Kamikaski, apparently, regrets the shots that happened before, during and after my time at the bar. She’s only moderately late to the locker room, but misses the first shift or two due to an unscheduled appointment between her head and the toilet.

It’s the same team again, and while our shot total goes up, we struggle finding the back of the net. Frustration mounts. The other team is both physical and winning, and the refs miss a couple of opportunities to intercede early—illegal checks and behind-the-play high sticks, coming and going from both teams. Kamikaski lowers her football shoulder pads into the other team’s star, who responds with a two-hander to the helmet and a squealy rebuke to our bench. Quick Little K gets crunched off the puck in the corner. Furious warnings from our bench, “You better call something or this is about to get really bad!”

During a scrum in front of our net, an opposing player goes flying. Coasting toward the penalty box, Lefty stops for a moment in the doorway, seeing me on the bench: “Your wish is my command,” she grins.

Final score: 4-0. Blessedly, we get to keep the same locker room, which will stay a sea of stank, wet gear for the three hours until time next to suit up again.

Between games, Captain Beerslinger heads out to get more beer, but in the meantime, we need beer, so we snag a couple of pitchers from the snack bar and plop around in front of college basketball, bullshitting about whatever and rehashing old stories for new teammates.

Our goalie ambles over balancing plates stacked with soft pretzels and neon-orange nacho cheese, turns her back to deflect the ribbing: “Don’t worry about what’s going on over here.”

Keight, a newer addition but one of the stronger and more experienced skaters on the team, shows up with a Subway sandwich and a 12-pack of…”Azulitas?” I ask.


“Haha, dude, those are 8-ouncers.” There’s an ongoing discussion of the merits of smaller serving sizes even when the same total amount of beer will be consumed.
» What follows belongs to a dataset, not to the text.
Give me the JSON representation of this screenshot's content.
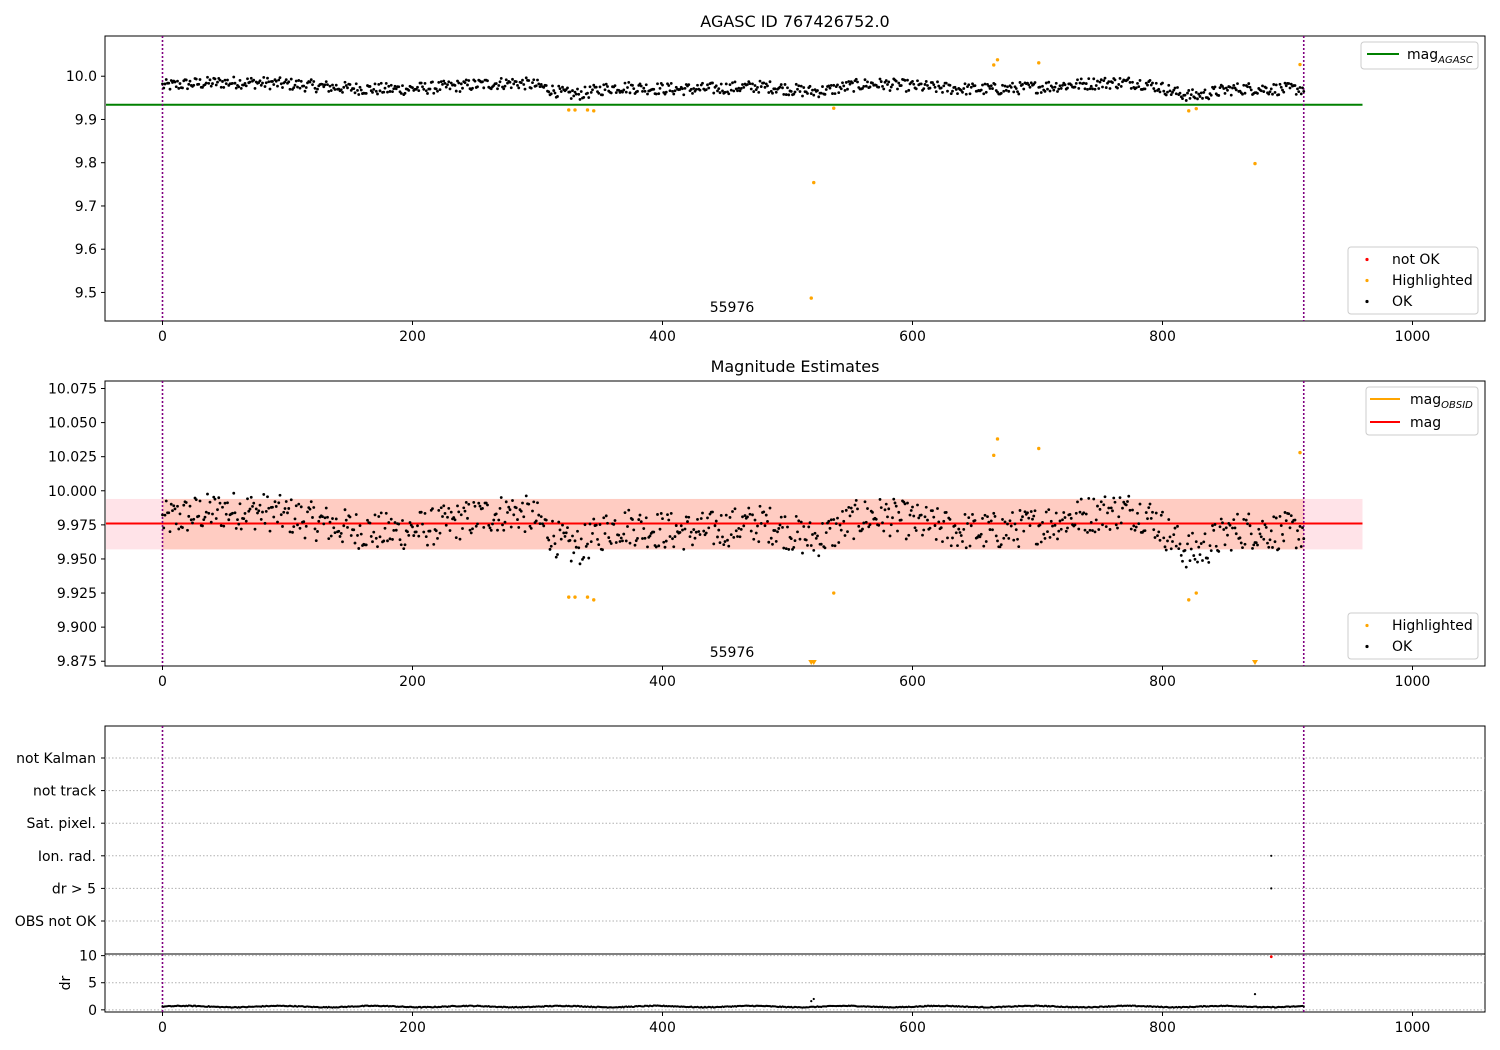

More contributions come. Within an hour, despite our best efforts to keep up with supply, the cooler is overflowing.


Mr. Harrible and an Azulita.

The 6 p.m. game takes effort, but at least it’s a different team this time—a selection of players from Alabama and Georgia. We go the entire second period without a shot on net, but it’s more competitive than it sounds. My best play—a steal at the blue-line and potential breakaway—was negated by a prolonged stumble of wobbledy ankles and eventual fall. I keep my cool about it until a linemate mentions how close it was to an awesome play. “FUCK!” I respond.

Later, Little J, who’s been our lone fan for the day, commends my ability to shield the puck even as I fall down. Good man.
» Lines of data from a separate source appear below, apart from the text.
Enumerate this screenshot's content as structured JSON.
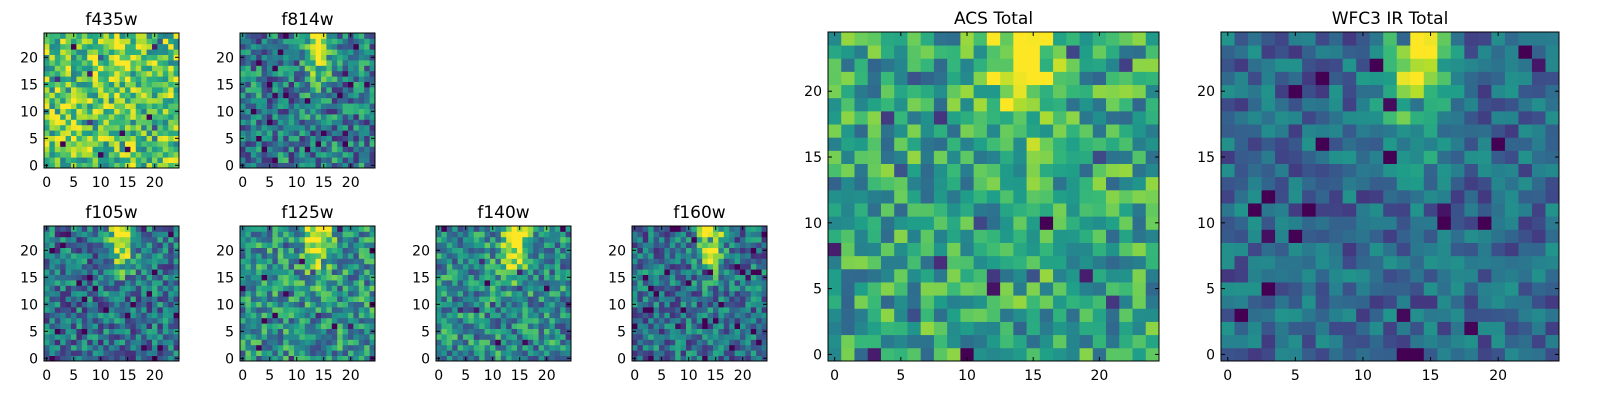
{
  "figure": {
    "colormap": "viridis",
    "colors": {
      "low": "#440154",
      "high": "#fde725",
      "frame": "#000000",
      "background": "#ffffff"
    }
  },
  "chart_data": [
    {
      "type": "heatmap",
      "title": "f435w",
      "size": 25,
      "x_ticks": [
        0,
        5,
        10,
        15,
        20
      ],
      "y_ticks": [
        0,
        5,
        10,
        15,
        20
      ],
      "xlim": [
        0,
        24
      ],
      "ylim": [
        0,
        24
      ],
      "source_peak": [
        14,
        23
      ],
      "source_strength": 0.25,
      "background_level": 0.72,
      "noise_level": 0.3,
      "seed": 11
    },
    {
      "type": "heatmap",
      "title": "f814w",
      "size": 25,
      "x_ticks": [
        0,
        5,
        10,
        15,
        20
      ],
      "y_ticks": [
        0,
        5,
        10,
        15,
        20
      ],
      "xlim": [
        0,
        24
      ],
      "ylim": [
        0,
        24
      ],
      "source_peak": [
        14,
        23
      ],
      "source_strength": 0.65,
      "background_level": 0.42,
      "noise_level": 0.3,
      "seed": 23
    },
    {
      "type": "heatmap",
      "title": "f105w",
      "size": 25,
      "x_ticks": [
        0,
        5,
        10,
        15,
        20
      ],
      "y_ticks": [
        0,
        5,
        10,
        15,
        20
      ],
      "xlim": [
        0,
        24
      ],
      "ylim": [
        0,
        24
      ],
      "source_peak": [
        14,
        23
      ],
      "source_strength": 0.7,
      "background_level": 0.38,
      "noise_level": 0.28,
      "seed": 37
    },
    {
      "type": "heatmap",
      "title": "f125w",
      "size": 25,
      "x_ticks": [
        0,
        5,
        10,
        15,
        20
      ],
      "y_ticks": [
        0,
        5,
        10,
        15,
        20
      ],
      "xlim": [
        0,
        24
      ],
      "ylim": [
        0,
        24
      ],
      "source_peak": [
        14,
        23
      ],
      "source_strength": 0.62,
      "background_level": 0.5,
      "noise_level": 0.28,
      "seed": 41
    },
    {
      "type": "heatmap",
      "title": "f140w",
      "size": 25,
      "x_ticks": [
        0,
        5,
        10,
        15,
        20
      ],
      "y_ticks": [
        0,
        5,
        10,
        15,
        20
      ],
      "xlim": [
        0,
        24
      ],
      "ylim": [
        0,
        24
      ],
      "source_peak": [
        14,
        22
      ],
      "source_strength": 0.65,
      "background_level": 0.48,
      "noise_level": 0.28,
      "seed": 53
    },
    {
      "type": "heatmap",
      "title": "f160w",
      "size": 25,
      "x_ticks": [
        0,
        5,
        10,
        15,
        20
      ],
      "y_ticks": [
        0,
        5,
        10,
        15,
        20
      ],
      "xlim": [
        0,
        24
      ],
      "ylim": [
        0,
        24
      ],
      "source_peak": [
        14,
        23
      ],
      "source_strength": 0.7,
      "background_level": 0.38,
      "noise_level": 0.26,
      "seed": 67
    },
    {
      "type": "heatmap",
      "title": "ACS Total",
      "size": 25,
      "x_ticks": [
        0,
        5,
        10,
        15,
        20
      ],
      "y_ticks": [
        0,
        5,
        10,
        15,
        20
      ],
      "xlim": [
        0,
        24
      ],
      "ylim": [
        0,
        24
      ],
      "source_peak": [
        14,
        23
      ],
      "source_strength": 0.5,
      "background_level": 0.58,
      "noise_level": 0.26,
      "seed": 79
    },
    {
      "type": "heatmap",
      "title": "WFC3 IR Total",
      "size": 25,
      "x_ticks": [
        0,
        5,
        10,
        15,
        20
      ],
      "y_ticks": [
        0,
        5,
        10,
        15,
        20
      ],
      "xlim": [
        0,
        24
      ],
      "ylim": [
        0,
        24
      ],
      "source_peak": [
        14,
        23
      ],
      "source_strength": 0.68,
      "background_level": 0.34,
      "noise_level": 0.18,
      "seed": 97
    }
  ]
}
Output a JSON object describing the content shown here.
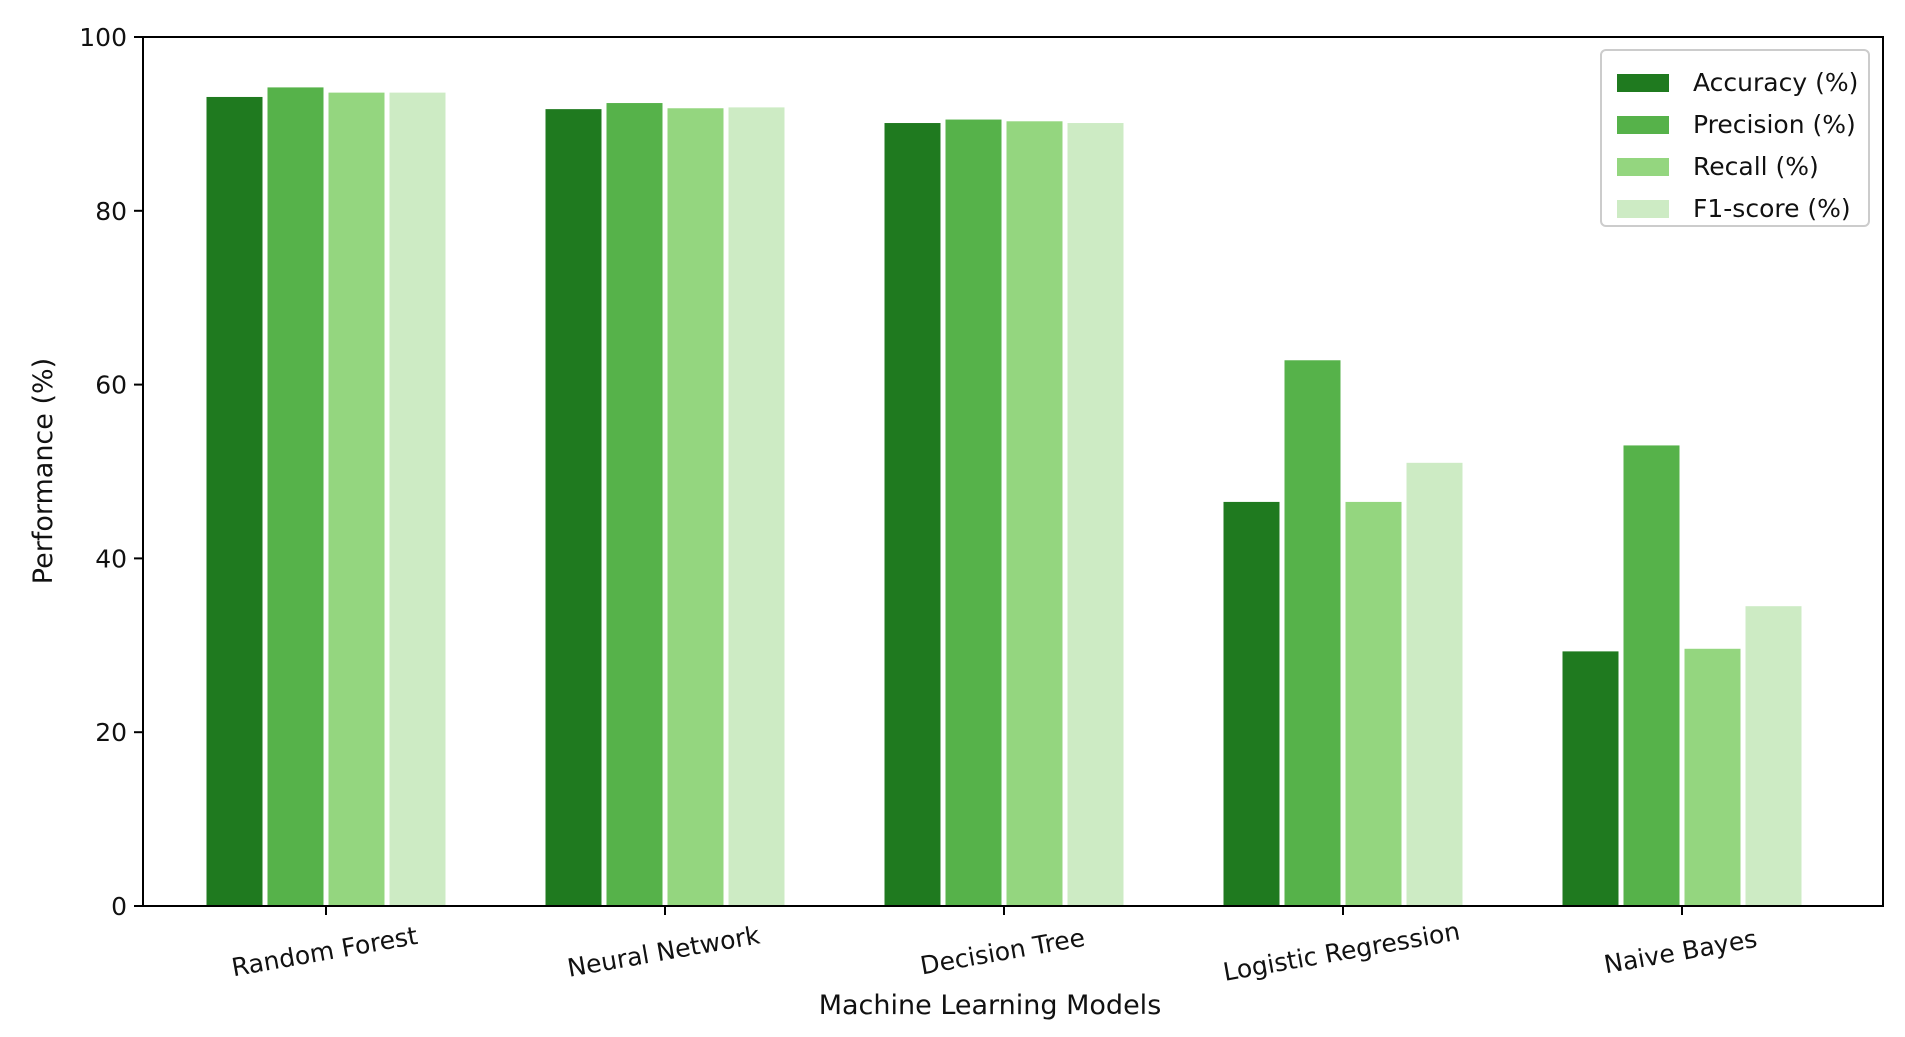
{
  "chart_data": {
    "type": "bar",
    "title": "",
    "xlabel": "Machine Learning Models",
    "ylabel": "Performance (%)",
    "ylim": [
      0,
      100
    ],
    "yticks": [
      "0",
      "20",
      "40",
      "60",
      "80",
      "100"
    ],
    "categories": [
      "Random Forest",
      "Neural Network",
      "Decision Tree",
      "Logistic Regression",
      "Naive Bayes"
    ],
    "series": [
      {
        "name": "Accuracy (%)",
        "color": "#1f7a1f",
        "values": [
          93.1,
          91.7,
          90.1,
          46.5,
          29.3
        ]
      },
      {
        "name": "Precision (%)",
        "color": "#56b24a",
        "values": [
          94.2,
          92.4,
          90.5,
          62.8,
          53.0
        ]
      },
      {
        "name": "Recall (%)",
        "color": "#94d67f",
        "values": [
          93.6,
          91.8,
          90.3,
          46.5,
          29.6
        ]
      },
      {
        "name": "F1-score (%)",
        "color": "#cdebc4",
        "values": [
          93.6,
          91.9,
          90.1,
          51.0,
          34.5
        ]
      }
    ],
    "legend_position": "top-right",
    "grid": false
  }
}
An opposing player “goes batshit crazy,” to Kamikaski’s estimation, and attacks J.D. after the goalie covered the puck. Somehow both players get penalties. Kamikaski and her football pads are ready to nail someone, but order prevails.

Shut out in another loss.

Postgame pizza party to watch even more hockey at the Harribles’ house. The young ‘uns—Little K and Hands—show up with, I shit you not, juice boxes and fruit-by-the-foot. Lefty and I put cheese puffs on our pizza. Inspired by my negated breakaway, Hands shows me—and then everyone else—a video of a runway model wobbling and falling in too-high heels. Guffaws. “I hate you all.”
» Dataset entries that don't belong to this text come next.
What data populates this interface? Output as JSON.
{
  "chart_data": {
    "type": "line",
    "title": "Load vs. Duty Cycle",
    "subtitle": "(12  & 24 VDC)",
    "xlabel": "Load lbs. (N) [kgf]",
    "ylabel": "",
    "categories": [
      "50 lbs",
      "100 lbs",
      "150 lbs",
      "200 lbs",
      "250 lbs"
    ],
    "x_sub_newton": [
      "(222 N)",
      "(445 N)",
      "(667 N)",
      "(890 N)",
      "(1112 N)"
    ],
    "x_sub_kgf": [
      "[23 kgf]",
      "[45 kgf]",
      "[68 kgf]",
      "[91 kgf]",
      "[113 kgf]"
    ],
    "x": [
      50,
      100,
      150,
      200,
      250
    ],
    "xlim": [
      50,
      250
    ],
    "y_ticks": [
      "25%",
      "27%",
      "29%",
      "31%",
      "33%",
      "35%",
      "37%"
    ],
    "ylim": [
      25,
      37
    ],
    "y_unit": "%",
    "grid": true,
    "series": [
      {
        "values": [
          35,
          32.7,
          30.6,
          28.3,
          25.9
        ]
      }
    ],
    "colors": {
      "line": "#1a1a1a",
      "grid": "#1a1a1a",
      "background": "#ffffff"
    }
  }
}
Sunday locker room conversations are both celebratory and somber—work and real life loom, and talk turns to impending deadlines and asshole fourth-graders. Male hockey players are predominantly blue collar—landscapers, plumbers, welders, firemen. Percentage-wise, female hockey players are overwhelmingly teachers. I could run down a few theories for why this is, but maybe it’s better you ponder it on your own.

The game is our best yet—a 2-2 tie against the out-of-staters, despite the fact that J.D. had her own batshit moment and got tossed for mouthing off at the ref. But I’m subdued by exhaustion, frustration and an inability to get my juju going. I try not to let my cloud affect the team’s celebration, and it eventually clears. Yet more post-game locker room hangout time–feet on bags, beers in hand–stretches indefinitely into the afternoon.